法律用語で、 善意とはある事実を知らないことを意味し、 悪意とはある事実を知っていることを意味する。


これは、法律解釈学の基礎の基礎であり、法学入門や民法総則で習うぐらいの基礎レベルの事項である。

そして、この善意・悪意は、少なくとも民事法・商事法では頻出する概念である。

 


 

だが、この善意・悪意を正確に理解していない人が、実は多い。

 

つまり、各条文・各制度で問題になっている事項が何であるかについて注意を払っていないことが多いのである。

平たく言えば、「何について善意」・「何についての悪意」が問題になっているかを曖昧なまま記憶していることが多いのである。


例えば、民法94条2項は文言や条文の位置から分かるように、意思表示を対象とする条文である。
従って、そこで言う「善意」とは、「その意思表示が虚偽であることについて善意」ということを意味する。

 


 

そして、94条2項類推適用の場合はこの「意思表示」が「法律行為」や「物権変動」に敷衍されているので、94条2項類推適用の場合の「善意」とは、「その法律行為 (物権変動)が虚偽であることについて善意」ということを意味する。

 


 

勿論、実際の訴訟では、登記の記載事項に対する信頼があれば、 その登記の背後にある法律行為や物権変動に対する信頼があると推定されるので、94条2項類推適用の場合の「善意」とは 「登記の記載事項が虚偽であることについての善意」を意味すると言っても間違いではない。

 


 

「94条2項類推適用法理は、現在では登記 ()に対する信頼を保護する制度になっているとする見解が有力である。
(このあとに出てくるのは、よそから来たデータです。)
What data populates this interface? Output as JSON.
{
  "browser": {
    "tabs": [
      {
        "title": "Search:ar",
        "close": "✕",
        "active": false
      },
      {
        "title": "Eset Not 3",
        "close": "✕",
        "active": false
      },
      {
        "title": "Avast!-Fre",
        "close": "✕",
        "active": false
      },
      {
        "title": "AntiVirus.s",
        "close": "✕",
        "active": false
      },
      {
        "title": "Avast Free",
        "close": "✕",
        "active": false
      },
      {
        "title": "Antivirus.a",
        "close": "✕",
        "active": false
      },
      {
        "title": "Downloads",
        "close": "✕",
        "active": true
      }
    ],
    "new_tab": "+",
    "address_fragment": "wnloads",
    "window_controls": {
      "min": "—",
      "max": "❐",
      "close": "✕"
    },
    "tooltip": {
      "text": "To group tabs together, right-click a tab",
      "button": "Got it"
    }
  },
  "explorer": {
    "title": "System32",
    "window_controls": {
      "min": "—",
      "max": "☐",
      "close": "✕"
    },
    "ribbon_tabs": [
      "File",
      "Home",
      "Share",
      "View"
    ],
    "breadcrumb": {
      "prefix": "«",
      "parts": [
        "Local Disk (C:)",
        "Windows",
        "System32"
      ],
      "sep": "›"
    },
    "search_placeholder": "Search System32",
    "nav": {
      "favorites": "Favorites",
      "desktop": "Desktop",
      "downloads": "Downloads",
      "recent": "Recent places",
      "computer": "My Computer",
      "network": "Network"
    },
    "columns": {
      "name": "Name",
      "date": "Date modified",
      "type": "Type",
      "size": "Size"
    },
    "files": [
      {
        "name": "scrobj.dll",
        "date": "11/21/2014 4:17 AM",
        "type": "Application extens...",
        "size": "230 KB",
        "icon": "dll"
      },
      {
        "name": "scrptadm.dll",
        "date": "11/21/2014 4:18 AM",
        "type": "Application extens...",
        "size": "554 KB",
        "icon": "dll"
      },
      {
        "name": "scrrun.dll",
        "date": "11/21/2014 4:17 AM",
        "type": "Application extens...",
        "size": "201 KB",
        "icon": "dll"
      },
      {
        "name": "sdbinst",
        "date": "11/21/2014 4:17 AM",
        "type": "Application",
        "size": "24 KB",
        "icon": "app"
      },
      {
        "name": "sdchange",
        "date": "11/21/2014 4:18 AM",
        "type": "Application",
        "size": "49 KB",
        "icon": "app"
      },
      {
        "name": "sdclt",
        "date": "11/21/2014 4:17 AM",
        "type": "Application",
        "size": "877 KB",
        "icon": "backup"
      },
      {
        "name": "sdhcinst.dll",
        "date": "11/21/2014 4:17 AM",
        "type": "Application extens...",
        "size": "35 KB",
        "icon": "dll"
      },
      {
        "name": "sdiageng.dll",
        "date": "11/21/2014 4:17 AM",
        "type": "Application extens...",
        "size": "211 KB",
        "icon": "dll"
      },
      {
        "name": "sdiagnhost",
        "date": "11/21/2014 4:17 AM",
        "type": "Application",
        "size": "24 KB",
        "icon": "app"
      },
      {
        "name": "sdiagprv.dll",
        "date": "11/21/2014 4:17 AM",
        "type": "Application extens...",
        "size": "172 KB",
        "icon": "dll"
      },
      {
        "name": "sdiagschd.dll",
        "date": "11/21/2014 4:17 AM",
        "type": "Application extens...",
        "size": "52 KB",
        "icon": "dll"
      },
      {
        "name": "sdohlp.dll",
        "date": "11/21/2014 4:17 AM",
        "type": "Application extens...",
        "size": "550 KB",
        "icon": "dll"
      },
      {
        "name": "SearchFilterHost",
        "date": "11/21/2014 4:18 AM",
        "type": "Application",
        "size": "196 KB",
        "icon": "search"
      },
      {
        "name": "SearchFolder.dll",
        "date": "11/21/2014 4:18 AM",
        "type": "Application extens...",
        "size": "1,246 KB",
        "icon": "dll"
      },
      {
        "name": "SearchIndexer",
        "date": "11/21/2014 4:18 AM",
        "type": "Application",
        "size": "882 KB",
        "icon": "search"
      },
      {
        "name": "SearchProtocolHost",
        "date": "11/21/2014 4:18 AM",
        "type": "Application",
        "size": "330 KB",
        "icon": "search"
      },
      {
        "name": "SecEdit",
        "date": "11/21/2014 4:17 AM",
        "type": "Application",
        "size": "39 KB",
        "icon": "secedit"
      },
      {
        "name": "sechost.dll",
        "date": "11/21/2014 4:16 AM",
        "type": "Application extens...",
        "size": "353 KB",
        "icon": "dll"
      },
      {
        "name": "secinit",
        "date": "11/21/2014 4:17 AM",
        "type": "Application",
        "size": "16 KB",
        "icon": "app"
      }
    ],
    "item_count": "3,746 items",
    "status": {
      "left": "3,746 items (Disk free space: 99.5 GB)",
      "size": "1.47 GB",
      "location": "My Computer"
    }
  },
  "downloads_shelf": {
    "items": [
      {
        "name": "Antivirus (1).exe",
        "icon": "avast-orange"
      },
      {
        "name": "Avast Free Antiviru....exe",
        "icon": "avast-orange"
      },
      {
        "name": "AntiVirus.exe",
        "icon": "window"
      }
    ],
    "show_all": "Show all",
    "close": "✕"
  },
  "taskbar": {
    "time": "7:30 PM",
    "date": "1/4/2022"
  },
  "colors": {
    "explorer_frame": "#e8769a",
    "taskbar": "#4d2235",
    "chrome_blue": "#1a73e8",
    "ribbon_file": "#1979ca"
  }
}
この見解によるならば、 94条2項類推適用法理における『善意』とは、登記(等の外形) を認識し、その認識に基づいて名義人が権利者であると信じたこと、ということになる」佐久間毅 『民法の基礎1 第2版』〔有斐閣、2005年〕139頁

 


 

しかし、本来的には、やはり「その法律行為(物権変動)が虚偽であることについて善意」ということを意味するのである (繰り返しになるが、 上記の見解が間違っているとかそういう訳ではない)。

 


 

善意・悪意――に限ったことではなく、およそ法律の概念――は正確に使って欲しい。

 


 

もし、正確に使おうというキモチが少しでもあるのであれば、 手始めに、善意・悪意という言葉に出会うたびに、「何についての善意・悪意なのか?」 ということに注意して欲しい。

 


 

こういう小さな習慣を繰り返せば、 きっと堅実な解釈論を展開できるようになるはずである。